Ушам не поверил старый истопник, затрясся весь; спервоначалу даже с лавки вскочить не мог, ноги со страху великого, внезапного, как у больного, отнялись… Но оправился он и кинулся опрометью в светлицу. Все в той горнице как и прежде было: солнышко зимнее в окошки узкие заглядывало; у золоченых риз образных лампадки да свечи мерцали; но не нашел там старый истопник своего узника, ослушника великого князя, игумена троицкого…

— Святые угодники! Спасите и помилуйте! — бормотал в ужасе старик, выбегая на крылечко, на двор, к воротам, оглядываясь по сторонам и крестясь.

— И ворота отворены?!. Ушел!..

Всплеснул Павел Евстигнеич руками, чуть не обеспамятел, чуть на холодный хрупкий снег ничком не упал… Распахнул он ворота, до улицы добежал, осмотрелся… Пустехонька была улица и вправо и влево…

— Ушел! — простонал еще раз старик. — Пропала моя головушка! — помолчав немного и отдышавшись от беготни, молвил сам себе истопник государев.

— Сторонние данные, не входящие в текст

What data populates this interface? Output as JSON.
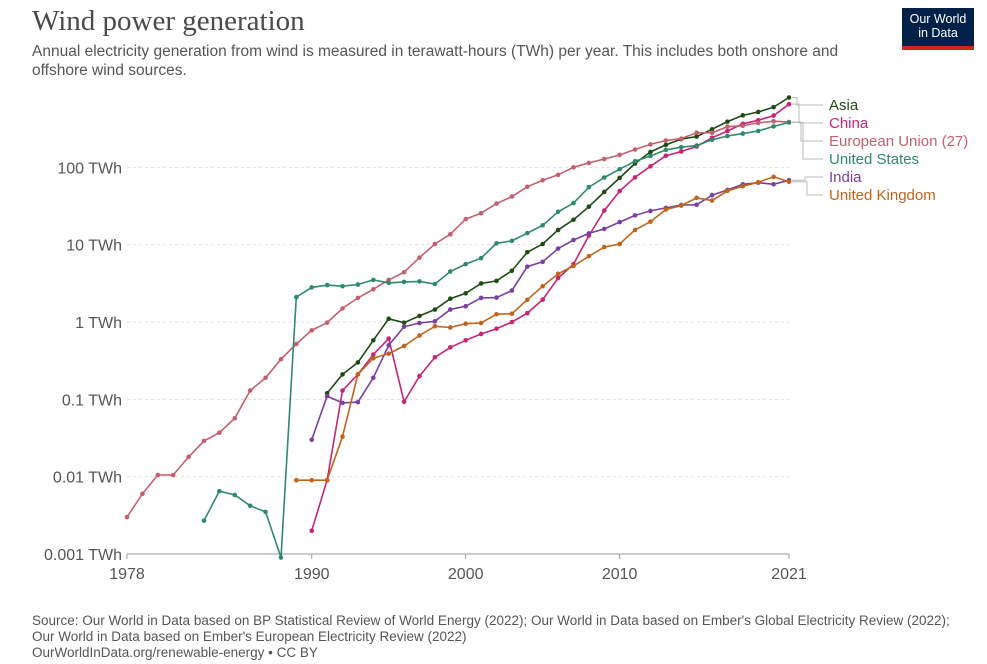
{
  "header": {
    "title": "Wind power generation",
    "subtitle": "Annual electricity generation from wind is measured in terawatt-hours (TWh) per year. This includes both onshore and offshore wind sources.",
    "logo_line1": "Our World",
    "logo_line2": "in Data"
  },
  "footer": {
    "source": "Source: Our World in Data based on BP Statistical Review of World Energy (2022); Our World in Data based on Ember's Global Electricity Review (2022); Our World in Data based on Ember's European Electricity Review (2022)",
    "url": "OurWorldInData.org/renewable-energy • CC BY"
  },
  "chart_data": {
    "type": "line",
    "title": "Wind power generation",
    "y_scale": "log",
    "ylim": [
      0.001,
      1000
    ],
    "xlim": [
      1978,
      2021
    ],
    "x_ticks": [
      1978,
      1990,
      2000,
      2010,
      2021
    ],
    "y_ticks": [
      {
        "value": 0.001,
        "label": "0.001 TWh"
      },
      {
        "value": 0.01,
        "label": "0.01 TWh"
      },
      {
        "value": 0.1,
        "label": "0.1 TWh"
      },
      {
        "value": 1,
        "label": "1 TWh"
      },
      {
        "value": 10,
        "label": "10 TWh"
      },
      {
        "value": 100,
        "label": "100 TWh"
      }
    ],
    "grid": "horizontal dashed",
    "legend_position": "right",
    "series": [
      {
        "name": "Asia",
        "color": "#1e4a14",
        "points": [
          [
            1991,
            0.12
          ],
          [
            1992,
            0.21
          ],
          [
            1993,
            0.3
          ],
          [
            1994,
            0.58
          ],
          [
            1995,
            1.1
          ],
          [
            1996,
            0.98
          ],
          [
            1997,
            1.2
          ],
          [
            1998,
            1.45
          ],
          [
            1999,
            2.0
          ],
          [
            2000,
            2.35
          ],
          [
            2001,
            3.15
          ],
          [
            2002,
            3.4
          ],
          [
            2003,
            4.6
          ],
          [
            2004,
            8.0
          ],
          [
            2005,
            10.2
          ],
          [
            2006,
            15.5
          ],
          [
            2007,
            21
          ],
          [
            2008,
            31
          ],
          [
            2009,
            48
          ],
          [
            2010,
            73
          ],
          [
            2011,
            112
          ],
          [
            2012,
            158
          ],
          [
            2013,
            195
          ],
          [
            2014,
            232
          ],
          [
            2015,
            250
          ],
          [
            2016,
            310
          ],
          [
            2017,
            390
          ],
          [
            2018,
            470
          ],
          [
            2019,
            520
          ],
          [
            2020,
            600
          ],
          [
            2021,
            800
          ]
        ]
      },
      {
        "name": "China",
        "color": "#c82473",
        "points": [
          [
            1990,
            0.002
          ],
          [
            1991,
            0.009
          ],
          [
            1992,
            0.13
          ],
          [
            1993,
            0.21
          ],
          [
            1994,
            0.38
          ],
          [
            1995,
            0.61
          ],
          [
            1996,
            0.093
          ],
          [
            1997,
            0.2
          ],
          [
            1998,
            0.35
          ],
          [
            1999,
            0.47
          ],
          [
            2000,
            0.58
          ],
          [
            2001,
            0.7
          ],
          [
            2002,
            0.82
          ],
          [
            2003,
            1.0
          ],
          [
            2004,
            1.3
          ],
          [
            2005,
            1.95
          ],
          [
            2006,
            3.7
          ],
          [
            2007,
            5.6
          ],
          [
            2008,
            13.1
          ],
          [
            2009,
            27.6
          ],
          [
            2010,
            49.4
          ],
          [
            2011,
            74.1
          ],
          [
            2012,
            103
          ],
          [
            2013,
            141
          ],
          [
            2014,
            160
          ],
          [
            2015,
            186
          ],
          [
            2016,
            241
          ],
          [
            2017,
            295
          ],
          [
            2018,
            366
          ],
          [
            2019,
            406
          ],
          [
            2020,
            467
          ],
          [
            2021,
            656
          ]
        ]
      },
      {
        "name": "European Union (27)",
        "color": "#c45f6e",
        "points": [
          [
            1978,
            0.003
          ],
          [
            1979,
            0.006
          ],
          [
            1980,
            0.0105
          ],
          [
            1981,
            0.0105
          ],
          [
            1982,
            0.018
          ],
          [
            1983,
            0.029
          ],
          [
            1984,
            0.037
          ],
          [
            1985,
            0.057
          ],
          [
            1986,
            0.13
          ],
          [
            1987,
            0.19
          ],
          [
            1988,
            0.33
          ],
          [
            1989,
            0.52
          ],
          [
            1990,
            0.78
          ],
          [
            1991,
            0.98
          ],
          [
            1992,
            1.5
          ],
          [
            1993,
            2.05
          ],
          [
            1994,
            2.65
          ],
          [
            1995,
            3.5
          ],
          [
            1996,
            4.4
          ],
          [
            1997,
            6.8
          ],
          [
            1998,
            10.2
          ],
          [
            1999,
            13.6
          ],
          [
            2000,
            21.4
          ],
          [
            2001,
            25.5
          ],
          [
            2002,
            34
          ],
          [
            2003,
            42
          ],
          [
            2004,
            56
          ],
          [
            2005,
            68
          ],
          [
            2006,
            80
          ],
          [
            2007,
            100
          ],
          [
            2008,
            114
          ],
          [
            2009,
            128
          ],
          [
            2010,
            145
          ],
          [
            2011,
            170
          ],
          [
            2012,
            198
          ],
          [
            2013,
            222
          ],
          [
            2014,
            235
          ],
          [
            2015,
            280
          ],
          [
            2016,
            280
          ],
          [
            2017,
            335
          ],
          [
            2018,
            345
          ],
          [
            2019,
            375
          ],
          [
            2020,
            395
          ],
          [
            2021,
            385
          ]
        ]
      },
      {
        "name": "United States",
        "color": "#2f8a68",
        "points": [
          [
            1983,
            0.0027
          ],
          [
            1984,
            0.0065
          ],
          [
            1985,
            0.0058
          ],
          [
            1986,
            0.0042
          ],
          [
            1987,
            0.0035
          ],
          [
            1988,
            0.0009
          ],
          [
            1989,
            2.1
          ],
          [
            1990,
            2.8
          ],
          [
            1991,
            3.0
          ],
          [
            1992,
            2.9
          ],
          [
            1993,
            3.05
          ],
          [
            1994,
            3.5
          ],
          [
            1995,
            3.2
          ],
          [
            1996,
            3.3
          ],
          [
            1997,
            3.35
          ],
          [
            1998,
            3.1
          ],
          [
            1999,
            4.5
          ],
          [
            2000,
            5.6
          ],
          [
            2001,
            6.7
          ],
          [
            2002,
            10.4
          ],
          [
            2003,
            11.2
          ],
          [
            2004,
            14.1
          ],
          [
            2005,
            17.8
          ],
          [
            2006,
            26.6
          ],
          [
            2007,
            34.5
          ],
          [
            2008,
            55.4
          ],
          [
            2009,
            73.9
          ],
          [
            2010,
            94.7
          ],
          [
            2011,
            120
          ],
          [
            2012,
            140
          ],
          [
            2013,
            168
          ],
          [
            2014,
            182
          ],
          [
            2015,
            191
          ],
          [
            2016,
            227
          ],
          [
            2017,
            254
          ],
          [
            2018,
            273
          ],
          [
            2019,
            295
          ],
          [
            2020,
            338
          ],
          [
            2021,
            380
          ]
        ]
      },
      {
        "name": "India",
        "color": "#7b3fa1",
        "points": [
          [
            1990,
            0.03
          ],
          [
            1991,
            0.11
          ],
          [
            1992,
            0.09
          ],
          [
            1993,
            0.092
          ],
          [
            1994,
            0.19
          ],
          [
            1995,
            0.5
          ],
          [
            1996,
            0.87
          ],
          [
            1997,
            0.97
          ],
          [
            1998,
            1.02
          ],
          [
            1999,
            1.45
          ],
          [
            2000,
            1.6
          ],
          [
            2001,
            2.05
          ],
          [
            2002,
            2.07
          ],
          [
            2003,
            2.55
          ],
          [
            2004,
            5.2
          ],
          [
            2005,
            6.0
          ],
          [
            2006,
            8.9
          ],
          [
            2007,
            11.5
          ],
          [
            2008,
            14.0
          ],
          [
            2009,
            16.0
          ],
          [
            2010,
            19.6
          ],
          [
            2011,
            23.9
          ],
          [
            2012,
            27.3
          ],
          [
            2013,
            29.9
          ],
          [
            2014,
            32.6
          ],
          [
            2015,
            32.8
          ],
          [
            2016,
            43.6
          ],
          [
            2017,
            51.0
          ],
          [
            2018,
            60.3
          ],
          [
            2019,
            63.3
          ],
          [
            2020,
            60.4
          ],
          [
            2021,
            68.1
          ]
        ]
      },
      {
        "name": "United Kingdom",
        "color": "#c0641c",
        "points": [
          [
            1989,
            0.009
          ],
          [
            1990,
            0.009
          ],
          [
            1991,
            0.009
          ],
          [
            1992,
            0.033
          ],
          [
            1993,
            0.21
          ],
          [
            1994,
            0.34
          ],
          [
            1995,
            0.39
          ],
          [
            1996,
            0.49
          ],
          [
            1997,
            0.67
          ],
          [
            1998,
            0.88
          ],
          [
            1999,
            0.85
          ],
          [
            2000,
            0.95
          ],
          [
            2001,
            0.97
          ],
          [
            2002,
            1.26
          ],
          [
            2003,
            1.28
          ],
          [
            2004,
            1.94
          ],
          [
            2005,
            2.9
          ],
          [
            2006,
            4.2
          ],
          [
            2007,
            5.3
          ],
          [
            2008,
            7.1
          ],
          [
            2009,
            9.3
          ],
          [
            2010,
            10.2
          ],
          [
            2011,
            15.5
          ],
          [
            2012,
            19.8
          ],
          [
            2013,
            28.4
          ],
          [
            2014,
            32.0
          ],
          [
            2015,
            40.3
          ],
          [
            2016,
            37.2
          ],
          [
            2017,
            49.6
          ],
          [
            2018,
            57.1
          ],
          [
            2019,
            64.1
          ],
          [
            2020,
            75.4
          ],
          [
            2021,
            65.2
          ]
        ]
      }
    ]
  }
}
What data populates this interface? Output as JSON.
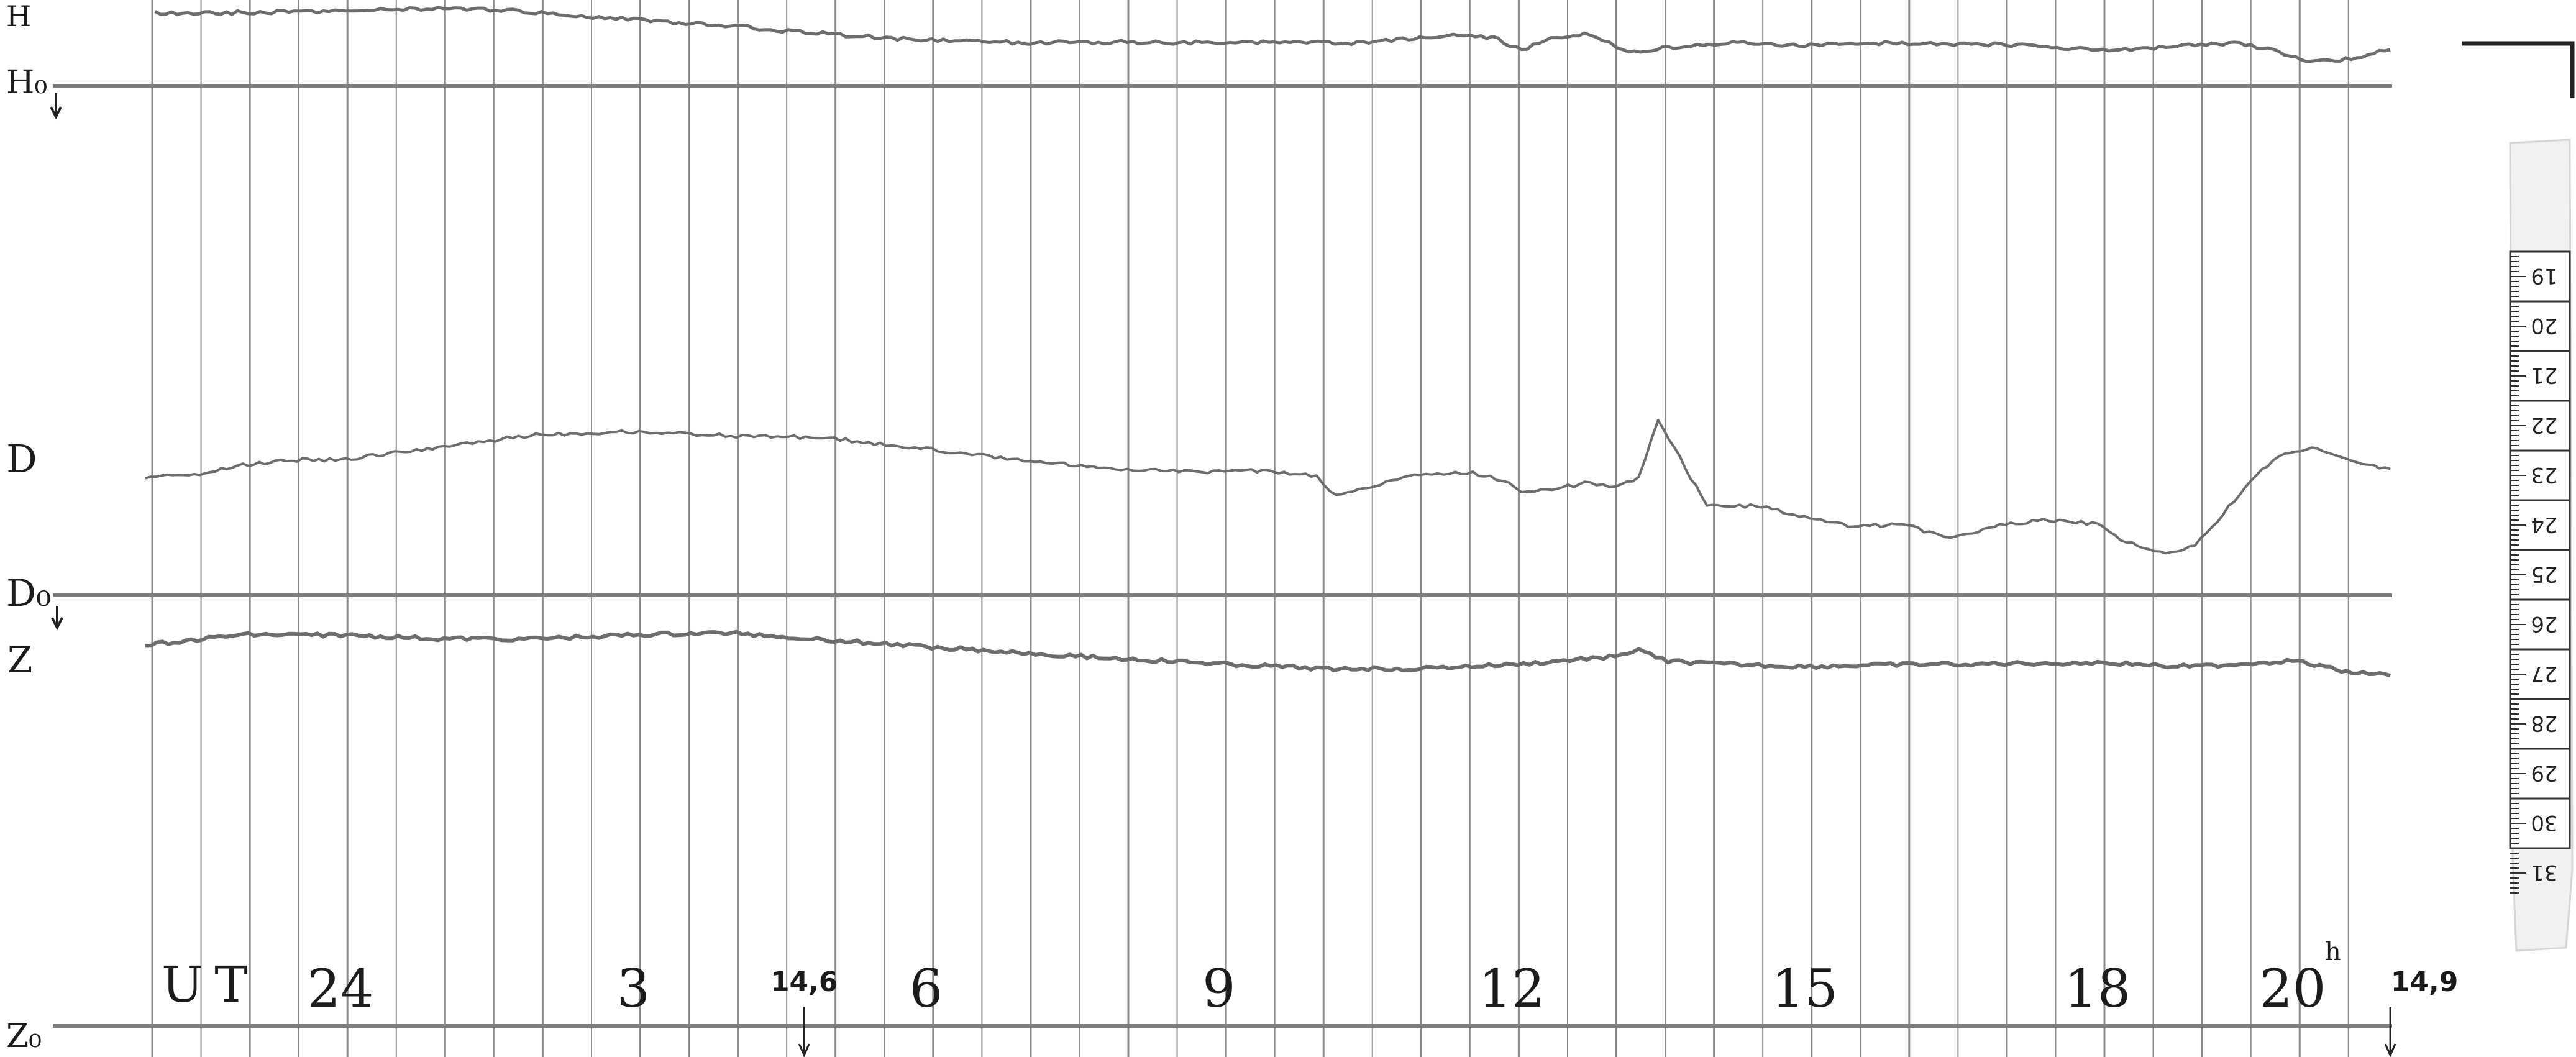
{
  "chart_data": {
    "type": "line",
    "title": "",
    "xlabel": "UT",
    "ylabel": "",
    "x_unit_label": "h",
    "xlim": [
      22,
      21
    ],
    "series": [
      {
        "name": "H",
        "x": [
          22.1,
          23.0,
          24.0,
          1.0,
          2.0,
          3.0,
          4.0,
          5.0,
          6.0,
          7.0,
          8.0,
          9.0,
          9.9,
          10.3,
          11.0,
          11.4,
          11.8,
          12.1,
          12.4,
          12.8,
          13.0,
          13.2,
          13.6,
          14.2,
          15.0,
          16.0,
          17.0,
          18.0,
          18.4,
          19.0,
          19.4,
          19.8,
          20.2,
          20.6,
          21.0
        ],
        "y": [
          0.87,
          0.874,
          0.888,
          0.918,
          0.88,
          0.802,
          0.738,
          0.657,
          0.596,
          0.57,
          0.577,
          0.57,
          0.57,
          0.562,
          0.613,
          0.65,
          0.625,
          0.495,
          0.628,
          0.654,
          0.575,
          0.47,
          0.52,
          0.573,
          0.545,
          0.568,
          0.553,
          0.506,
          0.503,
          0.545,
          0.57,
          0.49,
          0.38,
          0.41,
          0.5
        ]
      },
      {
        "name": "D",
        "x": [
          22.0,
          22.5,
          23.0,
          23.5,
          24.0,
          0.5,
          1.0,
          2.0,
          3.0,
          4.0,
          5.0,
          6.0,
          7.0,
          8.0,
          9.0,
          9.5,
          10.0,
          10.2,
          11.0,
          11.6,
          11.9,
          12.1,
          12.3,
          12.8,
          13.0,
          13.3,
          13.5,
          14.0,
          14.5,
          15.0,
          15.5,
          16.0,
          16.5,
          17.0,
          17.5,
          18.0,
          18.3,
          18.7,
          19.0,
          19.4,
          19.8,
          20.2,
          20.6,
          21.0
        ],
        "y": [
          0.54,
          0.55,
          0.6,
          0.625,
          0.625,
          0.655,
          0.69,
          0.75,
          0.765,
          0.745,
          0.735,
          0.68,
          0.62,
          0.58,
          0.565,
          0.57,
          0.545,
          0.445,
          0.55,
          0.56,
          0.52,
          0.47,
          0.47,
          0.51,
          0.485,
          0.53,
          0.83,
          0.39,
          0.395,
          0.34,
          0.29,
          0.3,
          0.23,
          0.3,
          0.325,
          0.3,
          0.21,
          0.15,
          0.19,
          0.42,
          0.63,
          0.69,
          0.62,
          0.58
        ]
      },
      {
        "name": "Z",
        "x": [
          22.0,
          23.0,
          24.0,
          1.0,
          2.0,
          3.0,
          4.0,
          5.0,
          6.0,
          7.0,
          8.0,
          9.0,
          10.0,
          11.0,
          12.0,
          12.3,
          13.0,
          13.3,
          13.6,
          14.0,
          15.0,
          16.0,
          17.0,
          18.0,
          19.0,
          20.0,
          20.5,
          21.0
        ],
        "y": [
          0.64,
          0.74,
          0.74,
          0.7,
          0.7,
          0.74,
          0.76,
          0.69,
          0.62,
          0.56,
          0.5,
          0.45,
          0.4,
          0.4,
          0.44,
          0.46,
          0.52,
          0.58,
          0.48,
          0.45,
          0.42,
          0.44,
          0.45,
          0.46,
          0.42,
          0.48,
          0.38,
          0.33
        ]
      }
    ],
    "baselines": [
      {
        "name": "H₀"
      },
      {
        "name": "D₀"
      },
      {
        "name": "Z₀"
      }
    ],
    "hour_labels": [
      {
        "text": "24",
        "hour": 24
      },
      {
        "text": "3",
        "hour": 3
      },
      {
        "text": "6",
        "hour": 6
      },
      {
        "text": "9",
        "hour": 9
      },
      {
        "text": "12",
        "hour": 12
      },
      {
        "text": "15",
        "hour": 15
      },
      {
        "text": "18",
        "hour": 18
      },
      {
        "text": "20",
        "hour": 20
      }
    ],
    "time_marks": [
      {
        "text": "14,6",
        "hour": 4.75
      },
      {
        "text": "14,9",
        "hour": 21.0
      }
    ],
    "scale_ticks": [
      "19",
      "20",
      "21",
      "22",
      "23",
      "24",
      "25",
      "26",
      "27",
      "28",
      "29",
      "30",
      "31"
    ],
    "grid": true,
    "legend": "none"
  }
}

Снег крупный, сухой начал сыпать с неба серо-молочного на изгороди, на крыши, на седую, неприкрытую голову Павла Евстигнеича; но долго еще, дивясь и кручинясь, стоял он у ворот, словно беспамятье на него напало…

С конца улицы конский храп и чье-то понуканье хриплое раздались… Очнулся Павел Чулков, воззрился, кто едет, и словно ножом его в сердце ударило. Во всю мочь гнал к воротам его коня жилец Скоробогатов; от присвиста и гика лошадка его скоком, что было духу, несла санишки легонькие. Приметно было, что Демьян после сна заобеденного хлебнул вдосталь и винца, и медку, да еще, пожалуй, и крепкой браги пригубил…

— Здорово! — закричал он издали Чулкову. — Принимай гостя, учливо кланяйся, дары готов! Где же ты шапку-то потерял? Али ветром сдуло, снегом занесло?

Ни словечка не промолвил старый истопник, только побелел весь, затрясся…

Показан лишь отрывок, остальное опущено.